After mixing your salt and sugar cure pour about half the mixture in a non reactive container. Using an egg make little divots in the cure to place the yolks in. Separate the yolks from the eggs and place one yolk in each divot. Cover the yolks with the remaining cure mixture and place in the fridge for 1 week. When that week is up rinse the yolks and dry them, wrap each yolk individually in cheese cloth and then hang back in the fridge for another week. That is the whole process, not difficult at all.
This was my first batch of these eggs so I chose to only do 4 eggs just to see how they turned out. I was not disappointed at all. The richness of the yolk is intensified and they take on an almost cheese like quality. I would bet that this could be a nice alternative for Parmesan for people with lactose problems. Mildly sweet and perfectly salty, I can definitely see making a dozen of these and keeping them on hand for all occasions. If I can find a source for fresh duck eggs I would really like to try this with them.

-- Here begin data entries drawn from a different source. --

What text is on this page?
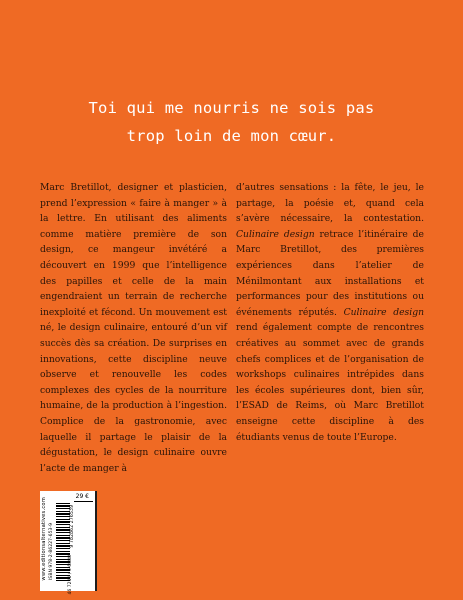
Toi qui me nourris ne sois pas
trop loin de mon cœur.

Marc Bretillot, designer et plasticien, prend l’expression « faire à manger » à la lettre. En utilisant des aliments comme matière première de son design, ce mangeur invétéré a découvert en 1999 que l’intelligence des papilles et celle de la main engendraient un terrain de recherche inexploité et fécond. Un mouvement est né, le design culinaire, entouré d’un vif succès dès sa création. De surprises en innovations, cette discipline neuve observe et renouvelle les codes complexes des cycles de la nourriture humaine, de la production à l’ingestion. Complice de la gastronomie, avec laquelle il partage le plaisir de la dégustation, le design culinaire ouvre l’acte de manger à

d’autres sensations : la fête, le jeu, le partage, la poésie et, quand cela s’avère nécessaire, la contestation. Culinaire design retrace l’itinéraire de Marc Bretillot, des premières expériences dans l’atelier de Ménilmontant aux installations et performances pour des institutions ou événements réputés. Culinaire design rend également compte de rencontres créatives au sommet avec de grands chefs complices et de l’organisation de workshops culinaires intrépides dans les écoles supérieures dont, bien sûr, l’ESAD de Reims, où Marc Bretillot enseigne cette discipline à des étudiants venus de toute l’Europe.

29 €
www.editionsalternatives.com ISBN 978-2-86227-653-9	9 782862 276539
46 7211 / 5 6888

The first thing I tried the yolks with was asparagus. I fried up some thin strips of guanciale and then cooked the asparagus in the guanciale fat. I grated the yolks right over the hot asparagus and it really did react like cheese. It was slightly reminiscent of a hollandaise sauce. I would image these yolks would be great with fish and on pasta. The next thing I am going to try is to use these yolks grated into a carbonara instead of the eggs, we will see if that turns out.